Sería hasta cierto punto deseable que la presidenta se negara a negociar con grupos antisistema, pero aun en este caso el escenario internacional está lleno de ejemplos de gobiernos democráticos que negocian con grupos que se encuentran al margen de la ley y fuera del consenso mínimo sobre el que se asienta la convivencia política, a la que atacan. El caso de ETA y el gobierno español es, en este aspecto, paradigmático.

Según algunas teorías, la obligación de la presidenta, la obligación de la democracia, es "democratizar" a los grupos de interés, disciplinarlos y hacerlos participar del juego democrático imponiéndoles las reglas que le son propias a las organizaciones gubernamentales, especialmente los mecanismos procedimentales de las democracias nominales y el principio mayoritario.

Pero antes que esto, los gobiernos están obligados a respetar la libertad de organización de estos grupos y sus popias preferencias a la hora de optar por uno u otro modelo de representatividad o, si se prefiere, de "relación con su base". Esto al menos es así en cuanto respecta a los sindicatos de trabajadores, un terreno en el cual la llamada "libertad sindical" protege intensamente sus opciones autoorganizativas, incluso a nivel internacional.

En estas condiciones, los gobiernos democráticos están obligados a entenderse con los grupos de interés, sin necesidad de poner en competencia sus modelos de representatividad. Lo contrario, es decir, anteponer la excelsitud democrática de la propia legitimidad por sobre todas las ajenas, supone que, más tarde o más temprano, el gobierno sólo negociará y acordará con sí mismo, es decir, con el único actor del juego democrático que está a la altura de sus pergaminos representativos.

Por otro lado, se advierte en el gobierno de la señora Kirchner un esfuerzo por negar la realidad, toda vez que no puede, de ningún modo, despreciar la legitimidad representativa de "cuatro señores" que, con derecho o sin él, mantienen al gobierno al borde de su caída.

La tendencia de la señora presidenta a intelectualizar hasta el más sencillo de los conceptos políticos la ha llevado a un auténtico callejón sin salida. No habrá ninguna crisis sectorial que pueda ser resuelta sin antes reconocer que quienes se oponen son tan legítimos como nosotros, con independencia de que su legitimidad provenga del voto o de cualquier otro mecanismo, incluso el del dedo, a condición de que (esos cuatro señores a los que nadie votó) busquen -lealmente y de buena fe- una salida al conflicto, en el marco del ordenamiento jurídico vigente y bajo la tutela de los principios democráticos.

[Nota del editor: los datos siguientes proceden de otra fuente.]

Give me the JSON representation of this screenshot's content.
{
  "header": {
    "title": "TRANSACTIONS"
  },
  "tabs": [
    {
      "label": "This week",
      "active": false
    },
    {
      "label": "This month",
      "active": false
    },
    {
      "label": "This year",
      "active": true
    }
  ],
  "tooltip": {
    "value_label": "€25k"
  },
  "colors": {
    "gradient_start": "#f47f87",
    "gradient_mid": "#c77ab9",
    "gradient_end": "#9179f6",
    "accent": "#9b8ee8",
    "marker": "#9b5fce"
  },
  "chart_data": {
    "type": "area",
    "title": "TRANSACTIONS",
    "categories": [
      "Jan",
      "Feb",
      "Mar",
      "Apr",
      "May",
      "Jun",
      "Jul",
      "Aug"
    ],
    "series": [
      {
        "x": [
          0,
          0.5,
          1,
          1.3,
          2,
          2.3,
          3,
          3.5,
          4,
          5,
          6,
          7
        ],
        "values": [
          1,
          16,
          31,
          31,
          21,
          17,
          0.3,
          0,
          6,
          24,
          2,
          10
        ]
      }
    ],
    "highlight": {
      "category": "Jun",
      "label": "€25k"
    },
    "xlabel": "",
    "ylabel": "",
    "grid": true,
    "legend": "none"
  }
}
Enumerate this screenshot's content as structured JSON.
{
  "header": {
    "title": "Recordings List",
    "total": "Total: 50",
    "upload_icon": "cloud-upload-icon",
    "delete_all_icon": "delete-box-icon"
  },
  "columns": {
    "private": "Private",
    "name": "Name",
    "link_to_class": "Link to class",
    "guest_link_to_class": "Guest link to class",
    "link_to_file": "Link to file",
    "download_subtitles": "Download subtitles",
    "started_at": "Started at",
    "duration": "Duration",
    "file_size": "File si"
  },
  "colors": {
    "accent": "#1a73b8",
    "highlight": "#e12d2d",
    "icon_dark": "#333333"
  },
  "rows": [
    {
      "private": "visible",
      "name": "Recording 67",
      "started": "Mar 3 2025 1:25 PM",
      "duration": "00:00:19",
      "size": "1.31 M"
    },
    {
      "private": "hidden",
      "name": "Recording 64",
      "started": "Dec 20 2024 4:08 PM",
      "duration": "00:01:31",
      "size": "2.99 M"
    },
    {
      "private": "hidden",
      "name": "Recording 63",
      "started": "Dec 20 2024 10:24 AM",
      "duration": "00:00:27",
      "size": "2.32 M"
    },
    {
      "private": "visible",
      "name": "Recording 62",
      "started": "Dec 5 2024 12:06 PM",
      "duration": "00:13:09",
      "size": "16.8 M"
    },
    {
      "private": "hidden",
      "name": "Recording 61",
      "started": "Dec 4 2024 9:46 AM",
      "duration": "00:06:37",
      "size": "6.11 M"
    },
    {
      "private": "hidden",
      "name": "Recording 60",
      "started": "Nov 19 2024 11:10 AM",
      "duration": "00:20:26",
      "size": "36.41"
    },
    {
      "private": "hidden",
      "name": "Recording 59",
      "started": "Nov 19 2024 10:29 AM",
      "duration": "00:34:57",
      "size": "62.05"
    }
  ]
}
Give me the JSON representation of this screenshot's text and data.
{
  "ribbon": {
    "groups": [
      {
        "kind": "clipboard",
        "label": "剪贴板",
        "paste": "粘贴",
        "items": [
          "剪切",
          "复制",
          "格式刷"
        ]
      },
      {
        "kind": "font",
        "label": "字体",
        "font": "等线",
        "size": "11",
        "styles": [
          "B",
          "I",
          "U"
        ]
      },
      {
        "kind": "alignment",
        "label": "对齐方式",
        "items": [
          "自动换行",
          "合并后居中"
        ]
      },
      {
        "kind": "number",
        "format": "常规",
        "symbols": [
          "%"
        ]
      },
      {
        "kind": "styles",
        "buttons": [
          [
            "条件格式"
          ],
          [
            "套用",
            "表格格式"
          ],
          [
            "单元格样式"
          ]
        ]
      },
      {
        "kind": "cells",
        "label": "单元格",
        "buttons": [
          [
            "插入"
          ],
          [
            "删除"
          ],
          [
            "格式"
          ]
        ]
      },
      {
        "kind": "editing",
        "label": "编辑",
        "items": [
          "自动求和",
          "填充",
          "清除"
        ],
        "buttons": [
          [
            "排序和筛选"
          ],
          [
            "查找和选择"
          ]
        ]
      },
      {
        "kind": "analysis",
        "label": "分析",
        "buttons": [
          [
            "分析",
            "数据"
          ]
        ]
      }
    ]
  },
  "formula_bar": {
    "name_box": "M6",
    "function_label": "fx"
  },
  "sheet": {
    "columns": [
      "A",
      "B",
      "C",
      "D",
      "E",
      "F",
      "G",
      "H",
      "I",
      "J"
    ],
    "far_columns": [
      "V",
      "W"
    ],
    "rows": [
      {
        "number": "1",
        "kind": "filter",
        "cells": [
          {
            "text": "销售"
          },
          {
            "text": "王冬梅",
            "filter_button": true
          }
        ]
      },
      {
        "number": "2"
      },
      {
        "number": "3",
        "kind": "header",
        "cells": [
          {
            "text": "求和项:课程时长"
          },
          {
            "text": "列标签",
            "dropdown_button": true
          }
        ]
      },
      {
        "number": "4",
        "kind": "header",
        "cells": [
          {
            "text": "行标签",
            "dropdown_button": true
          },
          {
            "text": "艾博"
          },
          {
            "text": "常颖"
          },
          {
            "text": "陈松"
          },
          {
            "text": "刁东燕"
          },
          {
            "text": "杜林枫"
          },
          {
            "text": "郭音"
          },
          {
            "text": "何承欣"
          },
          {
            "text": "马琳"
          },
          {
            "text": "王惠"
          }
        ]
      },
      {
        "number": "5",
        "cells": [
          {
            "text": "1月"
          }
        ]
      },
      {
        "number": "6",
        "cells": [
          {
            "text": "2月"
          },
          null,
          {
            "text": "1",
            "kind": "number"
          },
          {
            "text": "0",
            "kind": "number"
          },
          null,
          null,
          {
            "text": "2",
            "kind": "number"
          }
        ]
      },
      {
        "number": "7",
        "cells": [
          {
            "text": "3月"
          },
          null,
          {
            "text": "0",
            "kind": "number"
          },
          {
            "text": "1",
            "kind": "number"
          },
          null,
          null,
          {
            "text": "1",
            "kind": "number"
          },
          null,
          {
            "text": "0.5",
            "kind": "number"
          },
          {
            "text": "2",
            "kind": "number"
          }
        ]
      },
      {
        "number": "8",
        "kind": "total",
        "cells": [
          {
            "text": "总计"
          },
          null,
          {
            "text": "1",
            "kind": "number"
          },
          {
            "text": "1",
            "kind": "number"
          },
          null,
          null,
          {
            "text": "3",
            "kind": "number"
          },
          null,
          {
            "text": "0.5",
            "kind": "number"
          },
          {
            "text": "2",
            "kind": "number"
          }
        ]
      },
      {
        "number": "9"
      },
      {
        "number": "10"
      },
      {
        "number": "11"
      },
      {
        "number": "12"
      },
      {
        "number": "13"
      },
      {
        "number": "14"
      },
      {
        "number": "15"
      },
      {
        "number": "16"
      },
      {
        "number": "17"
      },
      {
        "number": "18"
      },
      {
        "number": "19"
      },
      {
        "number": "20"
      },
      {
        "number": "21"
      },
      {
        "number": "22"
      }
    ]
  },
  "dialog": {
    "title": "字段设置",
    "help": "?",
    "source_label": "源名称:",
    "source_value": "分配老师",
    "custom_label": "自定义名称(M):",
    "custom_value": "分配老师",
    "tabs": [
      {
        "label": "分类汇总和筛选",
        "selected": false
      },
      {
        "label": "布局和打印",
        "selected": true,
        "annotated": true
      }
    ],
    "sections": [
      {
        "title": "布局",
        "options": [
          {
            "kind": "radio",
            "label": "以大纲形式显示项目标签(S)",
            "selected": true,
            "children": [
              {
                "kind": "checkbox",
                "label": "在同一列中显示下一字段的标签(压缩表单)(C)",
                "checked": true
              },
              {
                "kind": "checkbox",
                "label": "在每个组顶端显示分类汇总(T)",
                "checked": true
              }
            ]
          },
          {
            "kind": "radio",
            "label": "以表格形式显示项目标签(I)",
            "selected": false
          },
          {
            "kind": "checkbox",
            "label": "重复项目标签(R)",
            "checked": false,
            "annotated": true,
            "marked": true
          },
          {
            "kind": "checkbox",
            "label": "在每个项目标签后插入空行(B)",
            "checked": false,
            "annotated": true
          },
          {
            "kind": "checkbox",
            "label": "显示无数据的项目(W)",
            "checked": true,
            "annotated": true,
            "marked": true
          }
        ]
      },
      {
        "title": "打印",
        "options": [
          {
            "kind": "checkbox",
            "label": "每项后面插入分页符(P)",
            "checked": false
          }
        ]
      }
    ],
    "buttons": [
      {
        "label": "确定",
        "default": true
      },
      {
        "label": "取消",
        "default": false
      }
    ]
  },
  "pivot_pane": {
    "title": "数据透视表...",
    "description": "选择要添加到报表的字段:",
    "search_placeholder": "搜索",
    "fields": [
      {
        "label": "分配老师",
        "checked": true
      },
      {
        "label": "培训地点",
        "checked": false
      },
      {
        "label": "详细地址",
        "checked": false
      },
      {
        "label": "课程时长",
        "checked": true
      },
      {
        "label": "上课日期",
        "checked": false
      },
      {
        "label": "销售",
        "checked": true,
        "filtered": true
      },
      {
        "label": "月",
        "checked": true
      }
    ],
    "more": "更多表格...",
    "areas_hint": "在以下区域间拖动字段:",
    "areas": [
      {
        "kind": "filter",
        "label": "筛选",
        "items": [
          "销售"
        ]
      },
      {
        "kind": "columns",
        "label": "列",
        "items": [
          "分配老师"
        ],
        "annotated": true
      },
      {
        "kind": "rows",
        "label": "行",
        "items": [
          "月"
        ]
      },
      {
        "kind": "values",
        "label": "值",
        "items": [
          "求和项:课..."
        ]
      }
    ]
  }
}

Ha de tenerse en cuenta, además, que las nuevas herramientas de la comunicación digital son capaces de conferir legitimidad y representatividad muy rápidamente. Éste es un dato que no debe ignorar el gobierno. Que existen nuevos movimientos sociales que nacen, se desarrollan y mueren en unas horas y no por ello dejan de existir en la mesa de arena de la democracia moderna. Un gobierno que bien se precie debe ser capaz de escuchar incluso a estas fuerzas de opinión transitorias y llevar satisfacción a sus demandas.

Empeñarse en hacer lo contrario supone seguir gobernando con una visión maniquea propia de la primera mitad del siglo XX, tiempos en que no sólo era más cómodo sino hasta más acertado dividir las aguas entre "los que están conmigo" y "los que están contra mi".

El problema, por tanto,  estriba no tanto en sustentar esta visión simplificada de la nueva realidad social, sino exacerbar las divisiones, tarea en la que los Kirchner se han revelado como expertos y pacientes constructores de disenso. La presidenta (y el expresidente) deben reconocer, lo más pronto que les sea posible, que no son los únicos actores de la democracia argentina, que ellos "no la encarnan" ni la representan con carácter exclusivo y que los ataques que reciben, justificados o no, no son ataques al sistema democrático sino en la medida en que ellos desean que lo sean.